Look…. I think we all know it’s bleak right now. It’s almost unheard of for a team to blow a 3-0 lead. In fact, teams that take a 3-0 lead in a series win 98% of the time. But, as the Capitals’ captain pointed out Sunday after the game:

So far this series, the Caps’ offense has been completely stymied by the shutdown defense of the Islanders (and, of course, by their own screw-ups). If the Caps want any chance of pulling out the reverse sweep, and sending the Isles into meme history, they’re going to have to get some offense going. So, as a fun thought experiment, I wondered what it would look like if the Caps played their line-up in a way to completely abandon the idea of “defense.”

So I did just that. Using tools available from Natural Stat Trick, I went and found the offensive line combinations and defensive pairings that completely maxed out offensive production with absolutely no regard for defense. I highly doubt these will ever materialize, but hey, we’re down 3-0. At this point, everything is on the table. Going forward, xGF will stand for expected Goals For, a statistical approximation of the number of goals they should have scored based on when and where they were able to attempt shots.

Top Six Forwards

(Note that these lines were made with the assumption that Backstrom will still be in concussion protocol).

First Line: Ovechkin-Kuznetsov-Kovalchuk (1.87 xGF/60)

This was actually something that both KP and AB have brought up a few times on the post game live streams. In a little over 9 minutes of ice time together this regular season, (and despite the relatively low number of expected goals) this line generated a whopping 6.47 GF/60. Granted, that’s just one actual goal scored, but I think that we all know the crazy amounts of offense that this line could generate if you give them the chance.

Second Line: Vrana-Eller-Wilson (4.58 xGF/60)

This line had a somewhat larger sample size during the regular season. During 32 minutes of ice time together, these three put up a ton of shot attempts. Granted, they also allowed a bunch but isn’t that the point of this exercise? Not only that, but they were actually able to score on a pretty decent number of these attempts, averaging over 3 GF/60.

Bottom Six Forwards

Third Line: Hagelin-Boyd-Oshie (2.93 xGF/60)

Although the three together had an extraordinarily small sample size (less than a minute of ice time), Hagelin and Oshie have had substantially more time together, in which they put up 2.75 xGF/60. Unfortunately, they weren’t able to actually put any goals in the net together, but with such a small sample size that’s not a huge surprise.

Fourth Line: Panik-Dowd-Hathaway (3.28 xGF/60)

Dowd and Hathaway are solid fourth line guys, and Panik can slide into either half of the bottom six, depending on who you are playing against.
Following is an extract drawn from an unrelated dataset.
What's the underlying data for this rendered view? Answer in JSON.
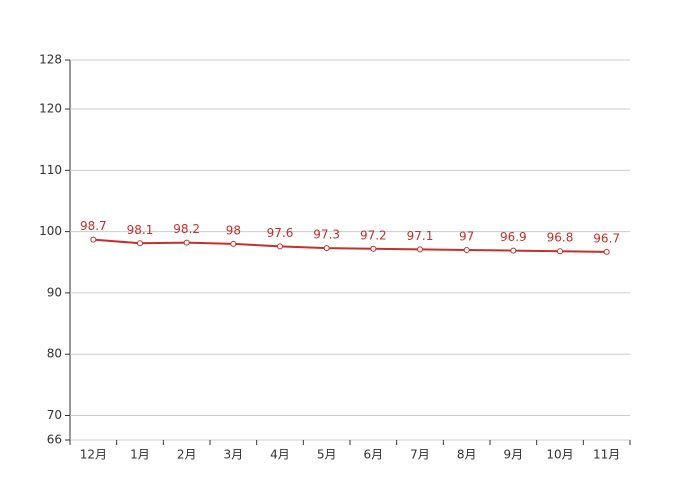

In 46 minutes together, these 3 combined for over 5 goals per hour, which is pretty wild.

Defensive Pairings

Top Pair: Orlov-Carlson (3.1 xGF/60).

Not a pairing we saw much of this year, but during the regular season, they were on the ice for a huge number of expected goals. The last time they got more than 6 minutes of 5v5 time together was in a loss to the Golden Knights in February. This one is a bit of throwback to a time before the arrival of Michal Kempny.

Middle Pair: Kempny-Jensen (2.88 xGF/60)

Honestly, seeing these two together as the second best pair for offensive production surprised me, seeing as Jensen isn’t particularly known for heavy offense. But not only did they put up shot attempts, they converted, as they also had a whopping 4.5 GF/60. They also managed to keep the puck out of the net during the limited time they got together too, which although not part of the criteria for this article, is certainly good to see.

Bottom Pair: Siegenthaler-Alexeyev (???? xGF/60)

Okay, I cheated on this one. Technically, the next analytically best D-pair that we’ve actually seen in any actual minutes of was Siegenthaler-Gudas, but Gudas has been so bad in the restart that I decided to sub in Alexeyev, because again why not? We’re down 3-0. Alexeyev had 21 points in Hershey this year, which was second best among defensemen for the bears. So he’s got some offense in him. Why not try it?


Braden Holtby.

No-brainer. He played out of his mind on Sunday. This might be his last time in a Caps uniform. Plus, we know he knows how to shoot, so keeping with the “Selling out for offense” theme, he technically fits the bill more than the other goalies that made the trip.


All put together, here is the most aggressively offensive-minded lineup the Caps could possibly put together Tuesday night to try to get literally anything going:


Do I think this will happen Tuesday? No. Do I think this should happen? Eh. Maybe, but probably not. But I think Todd should at least keep these lines in mind if things really start to go south and we can’t generate any offense in the latter half of the game. Regardless, I think it would be a pretty fun game to watch if they used these lines, even if it turned out to be the last.

At this point, I just want to watch a little more hockey. So let’s hope that the Caps go 1-0 on Tuesday, and we get to watch them play at least two more times.